I remember those days as the most difficult of my life and the most rewarding. Each night my husband and I would fall into bed utterly exhausted, often bewildered by the culture, challenges, and problems yet joyful that we decided to go — even in mid-life with the unpaved, uncharted road of pioneering ahead of us wound into the difficult unknown.
We began the first Bible school in a fishing village 90 kilometers outside Odessa, Ukraine, in a Communist indoctrination youth camp. Much to our amazement, twenty-five eager students showed up. Another couple and their three boys joined the effort, so we were two families — four adults putting effort into pioneering the first Messianic Jewish Bible school.
Of the four, I was the weakest link. The cultural adjustments bothered me the most. I was shocked at my own reactions, even embarrassed. And… the battle seemed too intense, more suited for someone younger and energetic. The cold bothered me. Russian seemed much harder to learn than Hebrew. The people seemed like aliens, and they looked at us as if we WERE the aliens. In the small fishing village of the coast of the Black Sea, Myaki, some had never seen foreigners, much less Americans from the West.
I wanted to go home — even before our container arrived with all our worldly goods! We went days without heat, fuel, gas, often without water. We couldn’t even take hot baths and were reduced to old-fashioned Soviet washing machines! We hung our clothes on the line and they froze or soured before they dried. It was a real test of endurance, and I wanted to give up.
I was supposed to home school our daughter and couldn’t, because I was too emotionally distraught. She ran wild with the other three boys in the field everyday, carefree and happy to spend life playing instead of studying. I was losing ground and couldn’t get a grip.

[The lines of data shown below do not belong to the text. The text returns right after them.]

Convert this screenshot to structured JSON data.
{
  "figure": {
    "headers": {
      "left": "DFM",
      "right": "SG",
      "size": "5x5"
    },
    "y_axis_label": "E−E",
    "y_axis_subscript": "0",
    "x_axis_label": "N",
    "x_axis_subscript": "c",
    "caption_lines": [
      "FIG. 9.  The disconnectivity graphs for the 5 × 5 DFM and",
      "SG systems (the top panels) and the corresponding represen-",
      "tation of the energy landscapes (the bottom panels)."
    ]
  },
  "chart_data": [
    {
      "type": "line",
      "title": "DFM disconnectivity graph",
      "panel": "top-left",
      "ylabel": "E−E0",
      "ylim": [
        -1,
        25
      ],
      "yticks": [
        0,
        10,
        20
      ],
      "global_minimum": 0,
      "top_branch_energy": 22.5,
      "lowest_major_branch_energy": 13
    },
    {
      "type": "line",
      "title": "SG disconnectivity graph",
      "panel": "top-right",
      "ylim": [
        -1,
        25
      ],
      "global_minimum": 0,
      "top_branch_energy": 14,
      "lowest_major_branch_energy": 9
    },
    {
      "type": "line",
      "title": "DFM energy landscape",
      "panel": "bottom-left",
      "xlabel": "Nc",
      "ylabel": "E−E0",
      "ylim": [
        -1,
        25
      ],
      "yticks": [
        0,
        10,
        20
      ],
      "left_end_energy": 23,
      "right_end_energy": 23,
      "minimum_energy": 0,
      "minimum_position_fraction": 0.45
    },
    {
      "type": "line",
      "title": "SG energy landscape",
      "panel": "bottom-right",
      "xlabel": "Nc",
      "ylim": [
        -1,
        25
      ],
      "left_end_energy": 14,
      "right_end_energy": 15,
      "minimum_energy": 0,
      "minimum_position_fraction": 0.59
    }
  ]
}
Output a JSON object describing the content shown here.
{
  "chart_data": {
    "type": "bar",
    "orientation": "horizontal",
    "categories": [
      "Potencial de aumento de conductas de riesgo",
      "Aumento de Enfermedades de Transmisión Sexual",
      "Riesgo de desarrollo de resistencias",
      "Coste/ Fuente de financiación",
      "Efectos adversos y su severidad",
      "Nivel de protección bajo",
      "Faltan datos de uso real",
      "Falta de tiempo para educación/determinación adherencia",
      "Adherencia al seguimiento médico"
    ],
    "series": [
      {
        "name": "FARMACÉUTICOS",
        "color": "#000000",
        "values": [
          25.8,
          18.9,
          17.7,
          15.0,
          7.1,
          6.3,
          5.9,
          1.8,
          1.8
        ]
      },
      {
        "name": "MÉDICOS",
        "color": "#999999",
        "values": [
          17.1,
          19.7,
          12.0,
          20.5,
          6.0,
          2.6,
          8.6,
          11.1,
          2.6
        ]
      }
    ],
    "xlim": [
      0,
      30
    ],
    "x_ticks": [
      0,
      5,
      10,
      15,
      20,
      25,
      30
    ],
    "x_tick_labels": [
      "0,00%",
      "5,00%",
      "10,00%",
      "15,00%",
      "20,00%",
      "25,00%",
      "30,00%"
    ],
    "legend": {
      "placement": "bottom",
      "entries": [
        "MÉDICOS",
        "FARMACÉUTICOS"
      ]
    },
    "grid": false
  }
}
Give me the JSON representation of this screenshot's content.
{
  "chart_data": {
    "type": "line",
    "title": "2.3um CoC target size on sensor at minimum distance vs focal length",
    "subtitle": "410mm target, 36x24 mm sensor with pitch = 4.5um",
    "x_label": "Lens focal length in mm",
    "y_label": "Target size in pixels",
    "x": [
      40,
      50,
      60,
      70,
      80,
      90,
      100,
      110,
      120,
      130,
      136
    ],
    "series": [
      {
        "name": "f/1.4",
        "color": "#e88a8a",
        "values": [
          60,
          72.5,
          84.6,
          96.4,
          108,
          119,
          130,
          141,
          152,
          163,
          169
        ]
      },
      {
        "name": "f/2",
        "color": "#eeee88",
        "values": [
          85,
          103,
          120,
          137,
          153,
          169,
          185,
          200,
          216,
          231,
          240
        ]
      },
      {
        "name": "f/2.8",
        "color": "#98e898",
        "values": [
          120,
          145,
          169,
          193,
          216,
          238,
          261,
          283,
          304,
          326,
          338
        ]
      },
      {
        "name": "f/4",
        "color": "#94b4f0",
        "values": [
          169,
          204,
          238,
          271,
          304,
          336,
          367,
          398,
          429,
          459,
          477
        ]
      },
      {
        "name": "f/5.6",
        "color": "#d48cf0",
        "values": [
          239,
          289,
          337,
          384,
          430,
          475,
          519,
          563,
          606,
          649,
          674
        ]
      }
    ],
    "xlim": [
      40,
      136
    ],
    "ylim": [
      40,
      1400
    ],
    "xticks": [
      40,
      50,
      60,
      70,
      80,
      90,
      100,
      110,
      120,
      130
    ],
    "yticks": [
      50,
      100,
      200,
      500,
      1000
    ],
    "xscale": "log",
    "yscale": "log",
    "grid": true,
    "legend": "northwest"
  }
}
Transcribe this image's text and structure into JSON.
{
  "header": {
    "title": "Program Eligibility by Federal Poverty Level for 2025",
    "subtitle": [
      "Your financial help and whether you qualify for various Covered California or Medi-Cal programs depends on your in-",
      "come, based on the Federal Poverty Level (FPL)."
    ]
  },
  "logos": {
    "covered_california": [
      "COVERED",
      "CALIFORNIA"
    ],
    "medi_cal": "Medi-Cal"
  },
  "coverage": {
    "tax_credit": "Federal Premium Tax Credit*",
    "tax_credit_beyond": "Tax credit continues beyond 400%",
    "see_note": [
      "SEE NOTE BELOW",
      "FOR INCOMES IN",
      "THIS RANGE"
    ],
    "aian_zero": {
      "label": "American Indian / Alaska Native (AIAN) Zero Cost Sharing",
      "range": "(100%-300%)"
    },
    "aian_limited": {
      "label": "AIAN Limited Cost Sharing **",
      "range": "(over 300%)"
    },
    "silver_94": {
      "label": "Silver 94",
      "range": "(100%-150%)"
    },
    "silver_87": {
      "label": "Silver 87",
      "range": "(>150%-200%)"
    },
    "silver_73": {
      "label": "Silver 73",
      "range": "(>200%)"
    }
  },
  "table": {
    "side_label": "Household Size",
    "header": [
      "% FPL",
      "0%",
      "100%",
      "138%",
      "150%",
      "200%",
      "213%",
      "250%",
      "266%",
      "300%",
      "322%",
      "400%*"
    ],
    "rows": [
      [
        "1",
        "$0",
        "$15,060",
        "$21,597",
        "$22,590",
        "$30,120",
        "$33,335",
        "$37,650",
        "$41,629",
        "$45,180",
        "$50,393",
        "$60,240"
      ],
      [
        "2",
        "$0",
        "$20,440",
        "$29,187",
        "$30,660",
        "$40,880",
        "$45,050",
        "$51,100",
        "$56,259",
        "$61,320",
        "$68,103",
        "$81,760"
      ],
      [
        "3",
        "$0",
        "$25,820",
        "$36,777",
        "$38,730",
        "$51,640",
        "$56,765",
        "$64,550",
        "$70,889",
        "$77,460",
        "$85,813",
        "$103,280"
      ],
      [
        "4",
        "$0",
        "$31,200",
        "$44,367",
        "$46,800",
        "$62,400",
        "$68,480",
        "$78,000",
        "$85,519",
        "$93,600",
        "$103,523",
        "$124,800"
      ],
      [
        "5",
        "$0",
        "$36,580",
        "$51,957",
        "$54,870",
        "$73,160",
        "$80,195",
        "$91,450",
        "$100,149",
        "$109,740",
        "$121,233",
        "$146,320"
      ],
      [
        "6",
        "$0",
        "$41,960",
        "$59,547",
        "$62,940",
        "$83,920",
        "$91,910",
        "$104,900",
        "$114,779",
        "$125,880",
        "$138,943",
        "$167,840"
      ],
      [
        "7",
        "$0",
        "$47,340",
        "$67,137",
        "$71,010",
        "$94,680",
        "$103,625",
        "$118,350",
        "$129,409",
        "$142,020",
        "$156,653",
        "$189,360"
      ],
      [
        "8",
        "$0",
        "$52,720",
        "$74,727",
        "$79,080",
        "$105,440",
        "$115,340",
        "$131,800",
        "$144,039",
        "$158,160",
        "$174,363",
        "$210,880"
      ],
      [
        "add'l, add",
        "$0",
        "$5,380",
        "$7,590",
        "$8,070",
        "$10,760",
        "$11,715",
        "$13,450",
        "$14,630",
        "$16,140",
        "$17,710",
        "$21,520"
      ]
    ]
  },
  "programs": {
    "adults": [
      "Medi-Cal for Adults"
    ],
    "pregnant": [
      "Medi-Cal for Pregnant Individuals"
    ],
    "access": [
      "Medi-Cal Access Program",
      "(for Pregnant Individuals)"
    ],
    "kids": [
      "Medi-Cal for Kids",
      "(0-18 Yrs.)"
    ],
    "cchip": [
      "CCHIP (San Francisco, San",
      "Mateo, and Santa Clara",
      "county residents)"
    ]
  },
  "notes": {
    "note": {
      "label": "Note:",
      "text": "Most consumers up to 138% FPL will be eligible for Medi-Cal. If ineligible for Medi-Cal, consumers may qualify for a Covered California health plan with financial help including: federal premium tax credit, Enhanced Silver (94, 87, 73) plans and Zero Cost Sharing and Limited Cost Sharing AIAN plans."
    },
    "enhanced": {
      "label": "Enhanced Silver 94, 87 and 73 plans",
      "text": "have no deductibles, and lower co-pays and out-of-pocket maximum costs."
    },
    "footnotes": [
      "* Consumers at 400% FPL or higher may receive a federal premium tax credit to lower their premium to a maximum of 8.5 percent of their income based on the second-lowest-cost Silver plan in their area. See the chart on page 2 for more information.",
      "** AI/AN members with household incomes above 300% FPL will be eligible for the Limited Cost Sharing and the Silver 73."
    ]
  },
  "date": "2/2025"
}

I did give up at least once a day. My husband grew weary too, but he didn’t give up like me. Among the four, I was the quitter.
But I learned something vital. Although I was the weakest link, my contribution still became valuable. The others still needed me. God had still called me and felt I COULD handle this. I couldn’t give up. And in spite of myself, I stayed and pressed by taking painful, small steps. I continued to plant, sow, and water in the cold, off-the-beaten lentil patch in Ukraine, where God had place us. He brought a harvest beyond belief.
Now the MJBI has Bible schools in many nations, with Holocaust feeding and outreach programs, congregations, and humanitarian aid works. I can’t take credit, because I was the weakest link in all the plowing and pioneering, but God brought harvest anyway.
Life is funny. One day you can be the strongest in the chain of your calling or career or just everyday living and suddenly find yourself the weakest and ready to give it all up. The lesson is not to glory in your strength when you are on top, not to despise the weak — rather remember your own limitations in times past. It is a sign of true strength and maturity to bear the weakness of others and see their value when they are not up to par or on your level. It is the best leaders who help the weak with patience and faith.
I am glad the other three had compassion on me in my weakness, urging me onward.
In weakness or strength, the work belongs to the Lord of the harvest. He will not share His glory with any man, lest we think our strength has won the victory.
And He has said to me, “My grace is sufficient for you, for power is perfected in weakness. Most gladly, therefore, I will rather boast about my weaknesses, so that the power of Christ may dwell in me” (I Corinthians 12:9).